What if one PostgreSQL session could rewind time? ·

Recently I have been tinkering with a question out of pure curiosity: what would PostgreSQL look like if it had a built-in page server? So I decided to try building one.

GitHub: pgStrata

pgStrata runs inside a PostgreSQL instance. It asynchronously reads and parses WAL, then writes the information required for Time Travel: such as pages, CLOG, relmap, checkpoints, TS-LSN mappings, and more, into its own multi-version engine based on an LSM tree.

Under normal conditions, pgStrata exists as an in-instance hot standby for historical state. Regular backend reads still go through PostgreSQL’s own data files, and do not read from pgStrata.

But when a user session executes:

SET strata.travel_time = '2026-04-06 10:00:00+00';

that session switches into Time Travel mode.

In this mode, all reads bypass PostgreSQL’s current data files and go to pgStrata instead. pgStrata maps the session-specified timestamp to the corresponding LSN, then reconstructs the required data pages, transaction states, relmap, and other metadata from that point in time.

Because every read is based on the state of the entire PostgreSQL instance at that exact moment, even tables that have already been dropped in the current database state can become visible again.

And when the session executes:

RESET strata.travel_time;

it leaves Time Travel mode and returns to the latest PostgreSQL state.

Example↓

The basic idea is illustrated below:

Mainstream PostgreSQL Time Travel approaches today

The mainstream ways to do Time Travel in PostgreSQL today are roughly these:

1. Point-in-time restore

This works by spinning up a new database instance, restoring a backup, and replaying incremental WAL up to the target time.

The main problem is that recovery takes time, and it is not very friendly for scenarios where you want to switch back and forth across multiple timestamps for testing. In practice, it feels more like a one-shot or one-directional Time Travel workflow.

2. Cloud databases

In compute-storage separated architectures, a multi-version page server is naturally well suited for Time Travel. But even in systems like Neon, Time Travel still typically requires bringing up a new compute node.

For ordinary single-instance scenarios, if you just want simple Time Travel but have to move to the cloud for it, cost also becomes part of the discussion.

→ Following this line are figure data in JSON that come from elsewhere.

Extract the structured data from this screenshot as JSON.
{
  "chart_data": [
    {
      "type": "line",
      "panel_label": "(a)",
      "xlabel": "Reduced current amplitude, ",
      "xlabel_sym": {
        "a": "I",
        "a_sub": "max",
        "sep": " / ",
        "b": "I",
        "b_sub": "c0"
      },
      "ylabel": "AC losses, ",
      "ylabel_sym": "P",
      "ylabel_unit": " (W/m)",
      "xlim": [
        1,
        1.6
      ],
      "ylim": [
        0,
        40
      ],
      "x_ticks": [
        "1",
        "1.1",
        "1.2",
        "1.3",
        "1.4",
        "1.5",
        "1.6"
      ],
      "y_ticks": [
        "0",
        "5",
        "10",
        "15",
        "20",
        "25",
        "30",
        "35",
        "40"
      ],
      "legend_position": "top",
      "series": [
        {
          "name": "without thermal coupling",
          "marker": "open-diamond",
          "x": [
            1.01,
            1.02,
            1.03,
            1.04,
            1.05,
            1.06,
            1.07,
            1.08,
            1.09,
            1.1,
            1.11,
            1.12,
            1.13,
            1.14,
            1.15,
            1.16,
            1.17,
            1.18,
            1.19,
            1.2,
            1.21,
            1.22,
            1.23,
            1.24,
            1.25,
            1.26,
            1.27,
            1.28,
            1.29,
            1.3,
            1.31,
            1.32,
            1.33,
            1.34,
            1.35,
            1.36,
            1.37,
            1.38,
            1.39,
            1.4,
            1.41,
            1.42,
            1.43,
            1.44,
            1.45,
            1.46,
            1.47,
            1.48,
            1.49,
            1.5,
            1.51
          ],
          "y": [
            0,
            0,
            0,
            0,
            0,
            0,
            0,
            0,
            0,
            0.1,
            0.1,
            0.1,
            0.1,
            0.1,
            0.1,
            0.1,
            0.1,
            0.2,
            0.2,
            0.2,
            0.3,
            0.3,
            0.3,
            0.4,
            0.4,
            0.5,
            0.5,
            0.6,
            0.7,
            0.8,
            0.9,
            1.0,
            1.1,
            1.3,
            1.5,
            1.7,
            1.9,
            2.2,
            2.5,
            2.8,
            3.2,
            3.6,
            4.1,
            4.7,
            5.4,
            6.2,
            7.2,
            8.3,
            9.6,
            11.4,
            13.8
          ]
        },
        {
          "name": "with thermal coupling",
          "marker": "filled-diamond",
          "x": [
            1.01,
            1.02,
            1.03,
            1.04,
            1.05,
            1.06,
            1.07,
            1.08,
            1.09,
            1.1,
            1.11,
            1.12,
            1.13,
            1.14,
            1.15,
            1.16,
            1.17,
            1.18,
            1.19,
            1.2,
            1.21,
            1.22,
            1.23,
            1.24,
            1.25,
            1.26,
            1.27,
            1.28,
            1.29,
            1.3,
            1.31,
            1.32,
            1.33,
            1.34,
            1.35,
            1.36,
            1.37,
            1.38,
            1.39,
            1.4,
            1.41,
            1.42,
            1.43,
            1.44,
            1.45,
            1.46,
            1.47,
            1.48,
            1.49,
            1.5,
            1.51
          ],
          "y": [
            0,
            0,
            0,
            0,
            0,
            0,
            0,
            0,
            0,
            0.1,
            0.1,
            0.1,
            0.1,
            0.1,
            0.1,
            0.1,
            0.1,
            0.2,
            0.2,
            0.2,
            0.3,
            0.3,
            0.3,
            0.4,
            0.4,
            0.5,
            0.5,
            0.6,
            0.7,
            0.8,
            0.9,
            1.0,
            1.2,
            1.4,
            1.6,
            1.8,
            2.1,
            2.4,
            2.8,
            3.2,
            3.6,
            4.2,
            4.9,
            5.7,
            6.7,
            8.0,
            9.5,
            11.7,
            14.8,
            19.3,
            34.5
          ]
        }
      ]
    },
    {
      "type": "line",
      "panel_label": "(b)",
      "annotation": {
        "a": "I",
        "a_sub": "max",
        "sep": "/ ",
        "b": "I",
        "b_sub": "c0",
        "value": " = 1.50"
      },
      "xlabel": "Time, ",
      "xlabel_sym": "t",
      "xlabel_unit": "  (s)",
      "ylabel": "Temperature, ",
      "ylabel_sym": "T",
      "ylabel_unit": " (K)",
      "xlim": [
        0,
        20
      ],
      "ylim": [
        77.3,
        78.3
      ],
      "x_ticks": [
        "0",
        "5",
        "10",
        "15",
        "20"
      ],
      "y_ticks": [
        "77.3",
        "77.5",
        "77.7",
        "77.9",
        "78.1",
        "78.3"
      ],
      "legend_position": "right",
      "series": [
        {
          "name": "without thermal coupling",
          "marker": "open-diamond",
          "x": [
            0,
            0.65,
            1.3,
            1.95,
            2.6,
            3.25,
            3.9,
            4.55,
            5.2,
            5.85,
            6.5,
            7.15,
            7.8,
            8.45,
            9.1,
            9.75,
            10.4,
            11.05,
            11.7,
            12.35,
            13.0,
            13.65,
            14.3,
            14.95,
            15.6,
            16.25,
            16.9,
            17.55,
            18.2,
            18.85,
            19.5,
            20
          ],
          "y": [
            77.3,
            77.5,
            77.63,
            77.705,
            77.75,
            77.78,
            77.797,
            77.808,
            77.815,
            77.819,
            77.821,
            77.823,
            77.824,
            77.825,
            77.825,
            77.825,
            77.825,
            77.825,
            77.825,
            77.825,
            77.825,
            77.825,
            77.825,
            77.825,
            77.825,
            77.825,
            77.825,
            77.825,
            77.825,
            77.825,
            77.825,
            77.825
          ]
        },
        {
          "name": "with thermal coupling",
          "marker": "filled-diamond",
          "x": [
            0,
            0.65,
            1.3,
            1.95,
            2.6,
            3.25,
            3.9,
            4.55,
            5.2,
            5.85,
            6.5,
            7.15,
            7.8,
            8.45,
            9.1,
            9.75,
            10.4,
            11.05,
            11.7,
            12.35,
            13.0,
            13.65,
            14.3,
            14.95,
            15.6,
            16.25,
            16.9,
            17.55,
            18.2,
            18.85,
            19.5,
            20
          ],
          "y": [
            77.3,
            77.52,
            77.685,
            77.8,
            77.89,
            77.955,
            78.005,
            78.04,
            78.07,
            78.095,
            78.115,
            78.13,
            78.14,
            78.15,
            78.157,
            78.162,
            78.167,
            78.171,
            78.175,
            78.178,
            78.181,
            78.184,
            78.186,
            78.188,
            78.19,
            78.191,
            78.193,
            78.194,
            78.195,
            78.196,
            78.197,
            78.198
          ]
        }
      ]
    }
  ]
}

So I wanted to see what it would look like to give a standalone PostgreSQL instance a built-in page server.

What I am aiming for

With this design, simple Time Travel can happen directly inside a session.

The extra cost mainly comes from: disk space for historical versions, multi-version maintenance, CPU and I/O overhead when reconstructing historical versions.

It runs inside PostgreSQL, but stays loosely coupled. The goal is simple: do not get in the way of normal PostgreSQL operation.

I have already hacked together a basic version. Along the way, a few engineering challenges have shown up.

Engineering challenges so far

pgStrata cannot rely on fallback reads from PostgreSQL data files. In principle, pgStrata should not fall back to PostgreSQL data files for I/O. That makes full tracking of database file state very important. It needs to maintain the full historical metadata of all relations, including the size of each data file over time, handling events such as file extension and truncation, so that the system is fully self-sufficient.
Reconstructing historical pages requires replaying WAL deltas on top of base FPIs. To build a historical page, pgStrata needs to take a base full-page image (FPI) and apply WAL deltas on top of it. This is the biggest piece of work. At the moment, it supports: RM_HEAP_ID, RM_HEAP2_ID, RM_BTREE_ID, RM_SEQ_ID. The rest still need to be implemented gradually.
Query performance after Time Travel can be slow on large datasets. I ran some basic stress tests, and for large datasets, queries after entering Time Travel mode can become slow when reconstructing historical pages. This depends heavily on how many usable FPIs exist along the version chain. One possible optimization is to insert reconstructed historical pages back into the version chain during compaction, or even during one-off reconstruction. That way, the more FPIs you accumulate, the faster future reconstruction becomes. But of course this is a trade-off between reconstruction speed and space usage.
The current LSM design is still very rough. Right now the LSM implementation only has three levels: in-memory, L0, L1. Compaction is also still very simple and brute-force. A key-value separation design would probably be much better here, because nearly all deltas are effectively non-deletable if arbitrary-point Time Travel is to remain supported. Otherwise, every compaction causes heavy write amplification. Separating keys and values should help a lot, but I have not implemented that yet.
Space control is still unfinished. For space management, one possible approach is to configure either a retention window or a storage size limit, and then let compaction drop the oldest historical versions. But even that cannot be done by simply deleting old entries. Before dropping old history, the system would need to merge the FPI and deltas that are about to be removed into a new synthetic FPI and place it at the front of the version chain, so that reconstruction still remains correct. This part is also still not implemented.

Closing thoughts

I will keep improving it when I find the time.

That said, this feature may very well turn out to be a pseudo-demand after all… haha.